India and China: Friend, Enemy, Rival, Investor
DEALINGS between India and China are stunted in many ways. Rich cultural links once existed long ago, from the study of eclipses to Buddhist chanting, but hardly anyone remembers that today, laments Amartya Sen, a Nobel-prize-winning economist. After a love-in during the 1950s, China thumped India in a border war in 1962, and the two have continued to growl over their high-altitude frontier since. Indians envy China’s economic rise, but console themselves by pointing out that it is no democracy. Aside from stiff displays of fraternity at summits, most recently the G20 bash in Mexico on June 18th-19th, China seems not to think much about India at all. Investment flows are negligible. There are still no direct flights between Beijing or Shanghai and Mumbai, India’s commercial hub.
And yet a huge shift has taken place in the make-up of Indian trade. When India began to liberalise its economy in 1991, the West still dominated the world economy, and it was to the West that India turned for trade. China’s rise has now changed everything—for India, too. China is now its third-largest trading partner in goods, and the biggest if you include Hong Kong. For China’s East Asian neighbours a dominant trade with China is a given, but Indians are still trying to digest the development.
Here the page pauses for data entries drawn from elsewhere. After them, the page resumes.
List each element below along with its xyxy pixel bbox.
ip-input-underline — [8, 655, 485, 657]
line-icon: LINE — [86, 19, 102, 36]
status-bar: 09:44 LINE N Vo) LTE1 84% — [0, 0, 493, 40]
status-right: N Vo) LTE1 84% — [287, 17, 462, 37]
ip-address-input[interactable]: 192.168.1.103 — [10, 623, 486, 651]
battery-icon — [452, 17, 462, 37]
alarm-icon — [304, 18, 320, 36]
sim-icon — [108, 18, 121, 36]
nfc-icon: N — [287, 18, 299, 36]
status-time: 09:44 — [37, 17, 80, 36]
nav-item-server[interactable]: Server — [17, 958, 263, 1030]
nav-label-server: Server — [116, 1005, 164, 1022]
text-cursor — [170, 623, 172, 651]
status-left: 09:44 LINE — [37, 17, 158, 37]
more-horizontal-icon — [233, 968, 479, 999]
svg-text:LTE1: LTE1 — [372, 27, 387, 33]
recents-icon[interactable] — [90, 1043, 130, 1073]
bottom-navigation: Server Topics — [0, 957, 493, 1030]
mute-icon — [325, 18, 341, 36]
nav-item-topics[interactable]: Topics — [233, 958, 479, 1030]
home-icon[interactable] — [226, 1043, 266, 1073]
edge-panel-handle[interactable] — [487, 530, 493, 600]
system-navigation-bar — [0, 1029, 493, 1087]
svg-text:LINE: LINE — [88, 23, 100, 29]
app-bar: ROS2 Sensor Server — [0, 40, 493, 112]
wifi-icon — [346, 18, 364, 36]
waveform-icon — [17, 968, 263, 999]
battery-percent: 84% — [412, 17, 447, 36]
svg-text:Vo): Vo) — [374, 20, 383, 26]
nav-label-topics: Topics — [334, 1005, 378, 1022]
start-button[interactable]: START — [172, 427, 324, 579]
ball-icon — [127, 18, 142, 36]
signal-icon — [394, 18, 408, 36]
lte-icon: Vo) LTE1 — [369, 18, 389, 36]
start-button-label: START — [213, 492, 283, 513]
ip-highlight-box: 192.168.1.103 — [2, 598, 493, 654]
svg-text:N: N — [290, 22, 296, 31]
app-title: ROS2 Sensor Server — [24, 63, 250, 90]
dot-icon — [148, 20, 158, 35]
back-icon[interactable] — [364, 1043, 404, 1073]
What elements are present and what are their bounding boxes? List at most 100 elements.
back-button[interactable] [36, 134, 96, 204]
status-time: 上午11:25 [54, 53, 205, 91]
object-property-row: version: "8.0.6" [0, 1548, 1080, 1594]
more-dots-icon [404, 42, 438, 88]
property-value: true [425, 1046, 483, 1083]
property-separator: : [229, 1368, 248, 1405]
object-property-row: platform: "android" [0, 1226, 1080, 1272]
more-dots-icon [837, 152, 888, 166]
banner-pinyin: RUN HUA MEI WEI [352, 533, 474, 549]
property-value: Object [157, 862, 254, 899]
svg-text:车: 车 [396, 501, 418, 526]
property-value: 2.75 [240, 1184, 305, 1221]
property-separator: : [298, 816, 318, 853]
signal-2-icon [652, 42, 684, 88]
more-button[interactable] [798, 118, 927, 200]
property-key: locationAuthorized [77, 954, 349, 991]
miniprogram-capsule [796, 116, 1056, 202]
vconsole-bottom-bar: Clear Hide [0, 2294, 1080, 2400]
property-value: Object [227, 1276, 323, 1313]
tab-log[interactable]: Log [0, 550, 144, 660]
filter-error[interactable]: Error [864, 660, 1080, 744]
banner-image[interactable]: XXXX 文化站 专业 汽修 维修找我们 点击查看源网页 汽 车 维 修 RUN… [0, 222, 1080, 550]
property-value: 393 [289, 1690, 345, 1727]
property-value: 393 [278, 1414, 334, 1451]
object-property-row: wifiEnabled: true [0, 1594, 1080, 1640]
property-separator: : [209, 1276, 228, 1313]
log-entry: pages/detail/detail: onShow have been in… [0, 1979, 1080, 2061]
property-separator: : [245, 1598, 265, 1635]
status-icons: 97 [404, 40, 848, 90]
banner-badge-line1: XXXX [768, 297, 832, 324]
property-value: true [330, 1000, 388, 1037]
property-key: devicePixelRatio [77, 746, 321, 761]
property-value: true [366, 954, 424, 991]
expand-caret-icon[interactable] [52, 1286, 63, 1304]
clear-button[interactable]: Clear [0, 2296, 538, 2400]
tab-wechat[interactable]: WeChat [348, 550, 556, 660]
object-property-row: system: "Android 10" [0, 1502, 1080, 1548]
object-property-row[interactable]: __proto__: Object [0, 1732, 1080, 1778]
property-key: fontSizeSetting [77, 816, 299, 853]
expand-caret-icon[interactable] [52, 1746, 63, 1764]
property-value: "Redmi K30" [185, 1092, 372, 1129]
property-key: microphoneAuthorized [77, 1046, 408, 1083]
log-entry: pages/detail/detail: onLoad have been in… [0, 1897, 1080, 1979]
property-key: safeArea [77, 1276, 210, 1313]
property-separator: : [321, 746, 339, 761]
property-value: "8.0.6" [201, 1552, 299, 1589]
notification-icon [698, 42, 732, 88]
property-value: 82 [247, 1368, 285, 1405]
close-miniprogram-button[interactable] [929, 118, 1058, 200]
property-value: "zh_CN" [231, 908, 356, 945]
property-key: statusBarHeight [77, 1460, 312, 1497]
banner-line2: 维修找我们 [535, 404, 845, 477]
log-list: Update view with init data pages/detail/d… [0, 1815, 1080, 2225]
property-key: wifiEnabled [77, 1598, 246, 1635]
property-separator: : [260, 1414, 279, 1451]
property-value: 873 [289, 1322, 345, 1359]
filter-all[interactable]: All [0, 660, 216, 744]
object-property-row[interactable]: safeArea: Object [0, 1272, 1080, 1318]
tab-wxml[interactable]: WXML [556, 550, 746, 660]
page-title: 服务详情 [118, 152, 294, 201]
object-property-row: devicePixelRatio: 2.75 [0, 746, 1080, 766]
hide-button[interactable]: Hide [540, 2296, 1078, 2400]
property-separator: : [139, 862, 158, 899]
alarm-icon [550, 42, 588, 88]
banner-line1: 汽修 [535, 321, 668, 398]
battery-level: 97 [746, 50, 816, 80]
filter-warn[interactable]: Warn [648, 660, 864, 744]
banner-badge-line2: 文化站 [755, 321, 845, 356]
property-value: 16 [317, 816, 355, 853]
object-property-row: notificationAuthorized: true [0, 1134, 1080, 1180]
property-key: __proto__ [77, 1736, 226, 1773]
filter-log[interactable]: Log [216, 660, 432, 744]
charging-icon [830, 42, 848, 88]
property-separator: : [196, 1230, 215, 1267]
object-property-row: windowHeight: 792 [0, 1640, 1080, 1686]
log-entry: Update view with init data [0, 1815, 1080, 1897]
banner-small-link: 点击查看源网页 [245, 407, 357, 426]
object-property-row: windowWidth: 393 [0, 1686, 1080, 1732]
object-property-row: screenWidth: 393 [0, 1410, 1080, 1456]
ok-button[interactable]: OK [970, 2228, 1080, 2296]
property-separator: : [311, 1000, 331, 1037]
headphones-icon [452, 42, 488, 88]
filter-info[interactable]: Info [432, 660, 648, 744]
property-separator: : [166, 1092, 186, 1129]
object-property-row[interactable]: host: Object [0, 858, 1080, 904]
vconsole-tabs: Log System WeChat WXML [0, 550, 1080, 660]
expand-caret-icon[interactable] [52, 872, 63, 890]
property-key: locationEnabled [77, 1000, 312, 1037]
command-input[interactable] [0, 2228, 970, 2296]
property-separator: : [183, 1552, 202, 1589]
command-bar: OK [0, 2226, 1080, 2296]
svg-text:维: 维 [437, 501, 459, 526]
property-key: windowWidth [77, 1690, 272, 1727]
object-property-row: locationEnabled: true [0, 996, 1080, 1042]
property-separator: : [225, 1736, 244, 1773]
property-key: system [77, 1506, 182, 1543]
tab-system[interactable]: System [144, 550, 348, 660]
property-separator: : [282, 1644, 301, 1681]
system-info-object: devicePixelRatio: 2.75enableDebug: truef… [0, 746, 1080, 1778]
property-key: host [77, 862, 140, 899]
Rising trade with China has been good for India. It mainly imports Chinese capital goods, with firms benefiting from cheap and decent gear. The giant Reliance Group has bought kit for power stations and telecoms networks—partly paid for with competitive Chinese loans. Chinese firms have often strived to win such business. Pan Song of Shanghai Electric, which makes power equipment for Reliance, among others, recounts years of hard slog in India.